Implemented HoG Cell-Size of 4 (Grad. Credit)

In this section, we display the results for our implemented HoG descriptor. Overall, it was much slower than the vl_feat hog descriptor and did not provide the same average precision results. Though, the precision drop is most likely related to the lack of parameter tuning within the HoG descriptor retriever function. For a cell size of 4, the SVM weights and HoG visulization are displayed in the figure below.

Example weights learned by SVM and visualized HoG face detector. An interesting outcome of this process is that the visualized SVM weights look like the outline of a face.

Utilizing these learned weights, the sliding window detector was run over the series of provided images. At this cell size, we achieved an average precision of 64.5%. The average precision and recall curve are displayed below, along with a sample image of detected faces.

The above figure displays average precision/recall curve, recall/false positives, and a sample image of detected faces, respectively. The average precision only reaches 64.5%, in contrast to the provided vl_feat hog features. The sample image shows detected faces. Though all faces are found, a number of false positives are also reported.

Implemented HoG Cell-Size of 3 (Grad. Credit)

In this section, we display the results for our implemented HoG descriptor. Overall, it was much slower than the vl_feat hog descriptor and did not provide the same average precision results. Though, the precision drop is most likely related to the usage of 10,000 negatives samples, rather than the 30,000 used in the vl_hog feature mining. For a cell size of 3, the SVM weights and HoG visulization are displayed in the figure below.

Example weights learned by SVM and visualized HoG face detector. An interesting outcome of this process is that the visualized SVM weights look like the outline of a face.

Utilizing these learned weights, the sliding window detector was run over the series of provided images. At this cell size, we achieved an average precision of 65.6%. The average precision and recall curve are displayed below, along with a sample image of detected faces.

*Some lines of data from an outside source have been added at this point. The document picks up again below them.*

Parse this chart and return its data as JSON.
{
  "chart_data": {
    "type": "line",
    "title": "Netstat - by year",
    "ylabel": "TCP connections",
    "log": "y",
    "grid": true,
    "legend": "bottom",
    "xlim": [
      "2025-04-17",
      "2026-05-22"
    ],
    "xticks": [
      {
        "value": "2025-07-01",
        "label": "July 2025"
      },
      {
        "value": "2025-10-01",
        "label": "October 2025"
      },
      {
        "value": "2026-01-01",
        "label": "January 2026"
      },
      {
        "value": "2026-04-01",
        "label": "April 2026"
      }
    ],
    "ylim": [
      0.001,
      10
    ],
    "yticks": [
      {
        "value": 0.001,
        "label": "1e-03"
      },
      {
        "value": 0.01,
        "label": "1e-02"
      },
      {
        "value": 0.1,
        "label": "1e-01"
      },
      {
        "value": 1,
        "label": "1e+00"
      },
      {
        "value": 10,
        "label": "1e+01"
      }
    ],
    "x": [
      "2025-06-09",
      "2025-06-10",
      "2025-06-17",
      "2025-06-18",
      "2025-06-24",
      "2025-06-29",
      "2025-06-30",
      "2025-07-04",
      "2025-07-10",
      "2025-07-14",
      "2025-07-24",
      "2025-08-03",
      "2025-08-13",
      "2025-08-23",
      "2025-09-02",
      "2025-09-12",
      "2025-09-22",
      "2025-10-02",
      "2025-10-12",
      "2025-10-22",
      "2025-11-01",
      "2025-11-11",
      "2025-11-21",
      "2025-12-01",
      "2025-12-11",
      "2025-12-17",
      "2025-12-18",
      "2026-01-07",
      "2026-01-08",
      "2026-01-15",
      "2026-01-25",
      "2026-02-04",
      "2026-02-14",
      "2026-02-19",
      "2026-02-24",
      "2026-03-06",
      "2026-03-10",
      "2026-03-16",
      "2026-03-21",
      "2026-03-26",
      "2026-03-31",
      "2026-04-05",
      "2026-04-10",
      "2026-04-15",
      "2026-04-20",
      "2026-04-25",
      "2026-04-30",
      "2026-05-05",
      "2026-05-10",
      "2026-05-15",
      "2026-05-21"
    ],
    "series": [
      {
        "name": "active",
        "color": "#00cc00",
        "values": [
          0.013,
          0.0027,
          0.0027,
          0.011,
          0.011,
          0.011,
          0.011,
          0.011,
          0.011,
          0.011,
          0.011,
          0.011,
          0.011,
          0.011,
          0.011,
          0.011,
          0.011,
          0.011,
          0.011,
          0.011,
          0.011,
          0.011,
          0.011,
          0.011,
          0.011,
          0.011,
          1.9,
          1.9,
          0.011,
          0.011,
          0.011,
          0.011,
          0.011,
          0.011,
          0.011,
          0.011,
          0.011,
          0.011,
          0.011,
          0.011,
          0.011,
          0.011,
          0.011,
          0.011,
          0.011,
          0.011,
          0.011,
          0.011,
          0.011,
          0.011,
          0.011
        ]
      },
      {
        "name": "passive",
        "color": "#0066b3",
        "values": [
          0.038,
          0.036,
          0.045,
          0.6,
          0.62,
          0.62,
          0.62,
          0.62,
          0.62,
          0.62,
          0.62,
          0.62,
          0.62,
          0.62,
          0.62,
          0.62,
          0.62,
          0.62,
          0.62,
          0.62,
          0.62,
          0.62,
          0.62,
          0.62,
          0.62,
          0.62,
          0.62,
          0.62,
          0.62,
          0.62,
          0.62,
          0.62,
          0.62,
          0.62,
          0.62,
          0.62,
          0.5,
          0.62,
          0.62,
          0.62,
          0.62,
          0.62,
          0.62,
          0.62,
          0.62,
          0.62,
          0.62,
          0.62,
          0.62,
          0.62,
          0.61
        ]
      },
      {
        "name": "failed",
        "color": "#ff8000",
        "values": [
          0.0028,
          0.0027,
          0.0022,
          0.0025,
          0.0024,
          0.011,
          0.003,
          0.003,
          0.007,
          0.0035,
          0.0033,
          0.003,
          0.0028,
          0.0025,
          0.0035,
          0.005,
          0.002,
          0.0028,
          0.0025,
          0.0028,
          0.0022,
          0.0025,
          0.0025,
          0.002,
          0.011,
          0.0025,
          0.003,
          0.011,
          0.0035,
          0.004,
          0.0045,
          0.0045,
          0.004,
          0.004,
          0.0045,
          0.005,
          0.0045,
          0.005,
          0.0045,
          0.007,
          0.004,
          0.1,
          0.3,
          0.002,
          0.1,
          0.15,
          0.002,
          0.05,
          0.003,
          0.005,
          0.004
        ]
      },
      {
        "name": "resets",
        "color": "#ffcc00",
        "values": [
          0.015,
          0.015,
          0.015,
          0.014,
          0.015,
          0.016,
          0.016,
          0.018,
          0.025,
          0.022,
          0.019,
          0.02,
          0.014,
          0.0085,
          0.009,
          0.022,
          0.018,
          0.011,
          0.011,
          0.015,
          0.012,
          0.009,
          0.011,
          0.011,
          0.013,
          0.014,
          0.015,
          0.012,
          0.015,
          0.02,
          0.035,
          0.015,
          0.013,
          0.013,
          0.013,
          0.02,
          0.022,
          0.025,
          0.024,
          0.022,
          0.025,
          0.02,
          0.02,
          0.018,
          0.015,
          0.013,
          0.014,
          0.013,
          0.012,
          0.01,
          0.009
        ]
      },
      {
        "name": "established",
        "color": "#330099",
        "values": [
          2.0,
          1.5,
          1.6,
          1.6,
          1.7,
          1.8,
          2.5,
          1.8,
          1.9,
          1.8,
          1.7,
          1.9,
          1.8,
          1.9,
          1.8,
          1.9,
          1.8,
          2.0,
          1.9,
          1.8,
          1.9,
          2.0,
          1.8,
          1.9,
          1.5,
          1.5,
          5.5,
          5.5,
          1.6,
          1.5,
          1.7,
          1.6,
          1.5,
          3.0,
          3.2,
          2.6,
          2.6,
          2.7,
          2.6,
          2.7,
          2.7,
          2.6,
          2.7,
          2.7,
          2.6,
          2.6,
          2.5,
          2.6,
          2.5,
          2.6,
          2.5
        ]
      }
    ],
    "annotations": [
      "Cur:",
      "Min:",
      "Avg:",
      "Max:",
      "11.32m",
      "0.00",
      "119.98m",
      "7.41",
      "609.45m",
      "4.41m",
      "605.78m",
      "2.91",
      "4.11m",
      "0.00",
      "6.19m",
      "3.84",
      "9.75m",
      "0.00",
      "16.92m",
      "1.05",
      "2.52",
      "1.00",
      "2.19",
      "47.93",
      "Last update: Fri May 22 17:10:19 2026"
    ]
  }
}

The above figure displays average precision/recall curve, recall/false positives, and a sample image of detected faces, respectively. The average precision only reaches 65.6%, in contrast to the provided vl_feat hog features. The sample image shows detected faces. Though all faces are found, a number of false positives are also reported.

Conclusion

In this work, we utilized a sliding window approach and SVM to detect faces in a static scene. By randomly mining negative features, using HoG features, and scaling the image repeatedly, a high average precision was obtained for this detector. The graduate credit portions for this assignment included a neural network classifier in MATLAB and an implementation of the HoG features.